A blog that focuses on our unique program that teaches natural horsemanship, heritage breed conservation, soil and water conservation, and even folk, roots, and Americana music. This blog discusses our efforts to prevent the extinction of the Corolla Spanish Mustang. Choctaw Colonial Spanish Horse, Marsh Tacky, and the remnants of the Grand Canyon Colonial Spanish Horse strain.
Saturday, March 24, 2012
Yesterday, When I Was Young So Many Happy Songs Were Waiting To Be Sung
Death is predictable. Life is not. Life today was filled with surprises. I got drenched during the morning riding and cancelled the afternoon rides as the rain showed no sign of letting up. I invited the riders to come to the Little Horse to watch riding and training videos. Been a while since I went through the collection there and I did not expect to find what I found.
In 2003 I made a video of the first saddling and riding of Wind In His Hair, a young Chincoteague stallion. It was in the stack. I started to set it aside and then I remembered that there might be something important in it.

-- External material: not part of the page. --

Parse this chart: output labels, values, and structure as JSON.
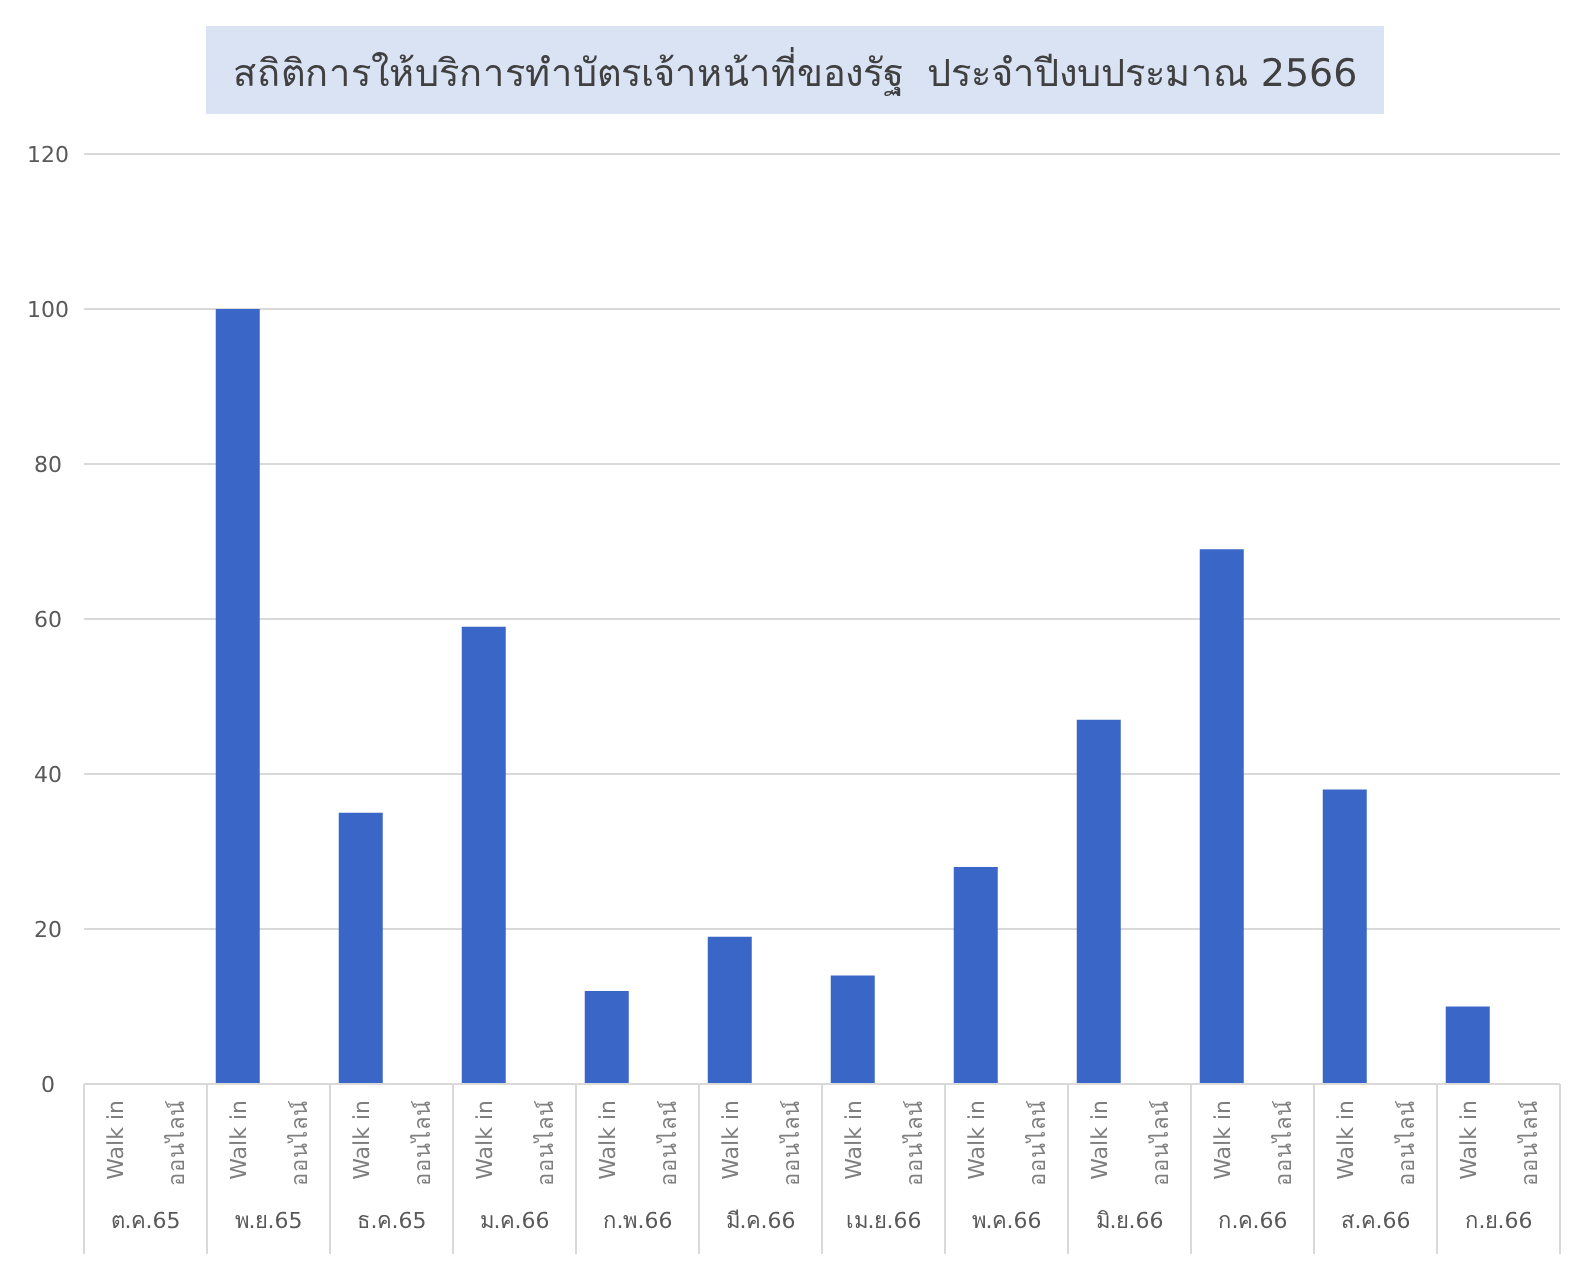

The sound quality was poor because of the heavy wind. Wind In His Hair Looked stunning. I looked ridiculous with rib protectors too small and helmet too ugly. (Quite a shock though to notice that I was wearing the same pants in the video that I have on today.)
None of that was what made the video matter. I doubt if I have seen it since about 2005. My memory shot back to that filming and I thought that I remembered something about Lido roping fence posts in the background of the video. After a while we were able to get the video up and playing. It was pleasant to see.
Not only was Lido in the back roping fence posts at about age ten, he appears significantly in the final section when the mounting occurs. At one point I am thinking out loud as to whether Wind was calmed enough for me to hop on him. I could hear Lido off camera saying "I say do it."
It was the first time that I had heard his voice since December 28, 2008, the night before he died.
It sealed a great deal of indecision that I had been going through about our program. I had come to believe that I needed to spend much more time on technical riding instruction and perhaps needed to incorporate more of some of the big name clinician's techniques into how we start colts and wild horses. In short, I was working towards making our program more conventional.
Nope. Over the years we have started around forty colts and wild horses. Our methods have not injured a horse. The number of injuries that my riders have had over the years is miniscule when one considers the number of miles that we ride, that most of them started their own horse under my direction, and that the majority of my riders are young kids.
I taught Lido how to ride and cerebral palsy made it so that only about half of his body was of any great use to him. I taught him to listen to a horse's body and he learned to hear it every bit as well as I can.
There are a plenty of other instructors out there that can follow any teaching model that they want to, but I am sticking to my very simple model.
The best way to learn to ride is to ride--to ride regularly, great distances, to the point of exhaustion until fatigue whips anxiety.